Drumlanrig Castle is not strictly a castle at all, as it was built in the late 17th century as a palatial mansion with no defensive purpose.
However it does incorporate parts of an older castle. By 1356 the property was owned by the Thomas, the Earl of Mar. Tradition states that there were two castles on the site prior to the present building, so it’s likely that the first of them dates from the 14th century.
The earliest mention of a castle in documents is 1492, which may possibly be the second castle.
Thomas died without an heir in 1374 and the Barony of Drumlanrig passed to his sister Margaret, who was married to William Douglas, the 1st Earl of Douglas, and so the estate passed into the Douglas family. William Douglas’ grandson, also William Douglas, was made the 1st Baron Drumlanrig some time before his death in 1427. The title of Viscount Drumlanrig was created in 1628 for another William Douglas, the 9th Baron Drumlanrig, and 1st Earl of Queensberry.
The present Drumlanrig Castle was built by yet another William Douglas, the 3rd Earl of Queensberry, between 1679 and 1691 in the Renaissance style, using local pink sandstone. The architects are thought to have been James Smith and Robert Mylne.
Built on a square plan with an open courtyard at the centre. At each corner of the courtyard are round stair towers. On the outside of the house are massive square towers at each corner. The front of the building features a magnificent sweeping double staircase in stone.
In the basement of the south east tower is part of one of the earlier castles, with vaulted ceilings and part of an old kitchen. The remains of gun-loops can be seen on the east wall, and these are thought to date to the 16th century.

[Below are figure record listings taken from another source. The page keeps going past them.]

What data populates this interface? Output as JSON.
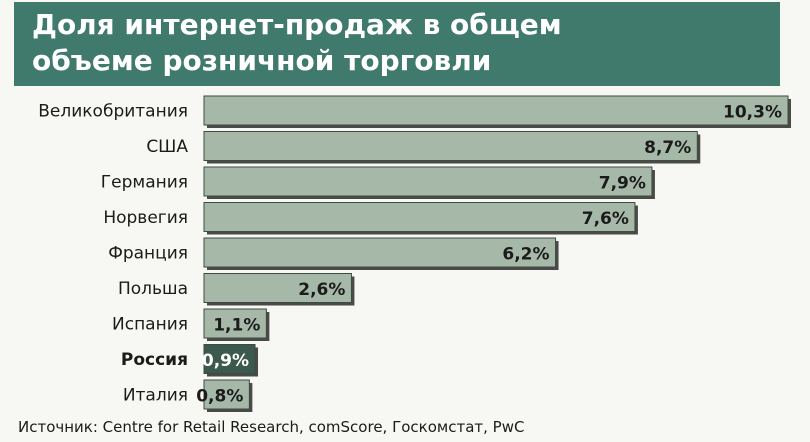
{
  "title": {
    "line1": "Доля интернет-продаж в общем",
    "line2": "объеме розничной торговли"
  },
  "source": "Источник: Centre for Retail Research, comScore, Госкомстат, PwC",
  "colors": {
    "title_band": "#3f7a6c",
    "bar_fill": "#a6b9a9",
    "bar_highlight": "#3b5a4d",
    "bar_shadow": "#4a4a46"
  },
  "chart_data": {
    "type": "bar",
    "orientation": "horizontal",
    "title": "Доля интернет-продаж в общем объеме розничной торговли",
    "categories": [
      "Великобритания",
      "США",
      "Германия",
      "Норвегия",
      "Франция",
      "Польша",
      "Испания",
      "Россия",
      "Италия"
    ],
    "values": [
      10.3,
      8.7,
      7.9,
      7.6,
      6.2,
      2.6,
      1.1,
      0.9,
      0.8
    ],
    "value_labels": [
      "10,3%",
      "8,7%",
      "7,9%",
      "7,6%",
      "6,2%",
      "2,6%",
      "1,1%",
      "0,9%",
      "0,8%"
    ],
    "highlight": "Россия",
    "xlabel": "",
    "ylabel": "",
    "grid": false
  }
}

The south east and north east towers, and the wing connecting them, have noticeably thicker walls than the rest of the castle, and they are at a slightly irregular angle whereas the other three wings are perfectly perpendicular to one another.
This suggests that the eastern portion of the castle incorporates a significant part of an older castle within its fabric. There are also three iron yetts (grille doors) within the castle, each mounted in doorways with massively thick walls, again suggesting an older origin.
In the 18th century the Drumlanrig estate suffered at the hands of yet another William Douglas, the 4th Duke of Queensberry. The 4th Duke cut down much of the estate’s woodland in order to fund his lavish London lifestyle (he was a member of the Hellfire Club), and in so doing incurred the wrath of Robert Burns amongst others. The castle was neglected and fell into disrepair.
Upon the death of the 4th Duke in 1810, with no legitimate heir, Drumlanrig Castle and the Dukedom of Queensberry passed to his second cousin once removed Henry Montagu Scott, the 3rd Duke of Buccleuch. The Duke of Buccleuch’s grandmother Lady Jane Douglas was the first cousin once removed of the 4th Duke of Queensberry. In recognition of his new title and estate, the Duke of Buccleuch added the Douglas name to his own, forming the now famous Montagu Douglas Scott surname.
In 1827 the 3rd Duke of Buccleuch’s grandson, William Montagu Douglas Scott, the 5th Duke of Buccleuch and 7th Duke of Queensberry, restored Drumlanrig Castle, and it has remained in the hands of the Dukes of Buccleuch ever since.